Ülkedeki ekonomik kriz derinleşirken, seçim yenilgisiyle farklı bir şekle bürünen siyasal kriz ortamında süreci yönetmekte zorlanan Erdoğan yönetimi bildiği şeyi yapmaya devam ediyor. Gerilimden beslenerek iktidarını konsolide etmek için çırpınıyor. Çubuk saldırısı sonrası geliştirilen söylemler düzen muhalefetini de hedef alan saldırı politikalarının genişleyeceği sinyallerini vermektedir. Asker cenazeleriyle milliyetçi duygular körüklenmekte, AKP-MHP koalisyonu kendisi dışındakileri “terör destekçisi” olarak kodlamakta, diğerleri de ne kadar milliyetçi vb. olduklarını ispatlamaya çalışmakta, siyasal gericilik toplumu çok yönlü kuşatmaktadır.
Dinci-faşist koalisyonunun, fiziki tehditler eşliğinde, kaybedilen belediyelerdeki AKP’li meclis üyelerine “CHP’li başkanları çalıştırmama” talimatı vermesi ve İstanbul seçimlerini yenileme ısrarı gibi manevralarla siyasal krizi derinleştirme tutumu da sürmektedir.
AKP iktidarının bu saldırganlığının gerisindeki nedenlerden biri kuşkusuz rant kaynaklarının belli bölümünün elinden alınmasının hırçınlığıdır. Ancak bundan da öte yarattıkları gerilimli ortamın, kullandıkları kutuplaştırıcı dilin örttüğü gerçekler topyekûn tüm düzen cephesinin çıkarına gelmektedir. Bilindiği gibi düzen siyaseti, başkanlık rejimiyle birlikte Milli ve Cumhur ittifakları olarak bölünmüştür. Bu eksende kutuplaştırıcı söylemler, 31 Mart seçim sonuçlarının da ortaya koyduğu gibi her ittifakı kendi içinde konsolide etmektedir. Hatta toplumun ilerici kesimleri de “AKP’nin geriletilmesi politikası” adına Millet İttifakının peşinde sürüklenmiştir.
Bu sahte kutuplaşmayla işçi ve emekçiler, bir tarafta sermeyenin diğer tarafta emeğin olduğu gerçek sınıfsal kutupları görememektedirler.

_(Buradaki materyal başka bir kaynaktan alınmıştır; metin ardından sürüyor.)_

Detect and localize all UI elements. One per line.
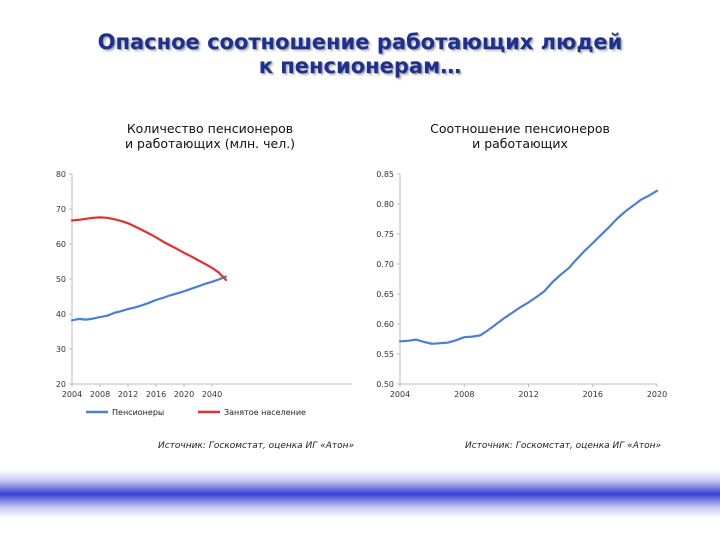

Seçim öncesi bu şekilde kitleleri oyalayanlar halen yarattıkları bu kutuplaştırmalar sayesinde emekçileri gerçek gündemlerden koparmayı başarabilmekteler. İstanbul seçimlerinin bir aydır süren yenilenmesi tartışmaları, Çubuk saldırısı vb. gelişmeler görünür gündemi meşgul etmektedir. Emekçiler yaratılan kutuplar ekseninde düzen siyasetinin gündemlerine kilitlenirken, ekonomik kriz daha da derinleşmekte, döviz düzenli yükselmekte, hayat pahalılığı artmaktadır. Sermayenin isteği üzere kıdem tazminatı fonu, zorunlu BES ve yeni vergi soygunu gibi saldırılar ise kapıda beklemektedir. 1 Mayıs bile bu tartışmaların gölgesinde kalmaktadır.
Düzen siyasetçileri, ekonomik kriz başta olmak üzere, gerek ülke içinde gerekse uluslararası planda yaşadıkları siyasal krizlere karşı çözüm bulma konusunda ne denli aciz olsalar da, halen işçi ve emekçileri sahte kutuplaşmalara taraf yaparak oyalamakta başarılı olabilmektedirler.
İşçi ve emekçilerin gerçek gündemleri üzerinden taraflaşamadığı, sözünü söyleyemediği ve eyleme geçmediği bu koşullarda sermaye sınıfı için ülkenin “normalleşmesi” ya da “kızgın demirle” dövülmesi arasında esaslı bir fark yoktur. Her koşulda işçi ve emekçilerin aleyhine olan bu durumu tersine çevirmek ve sınıfı bağımsız çıkarları doğrultusunda örgütlemek acil bir görev olarak önümüzde duruyor.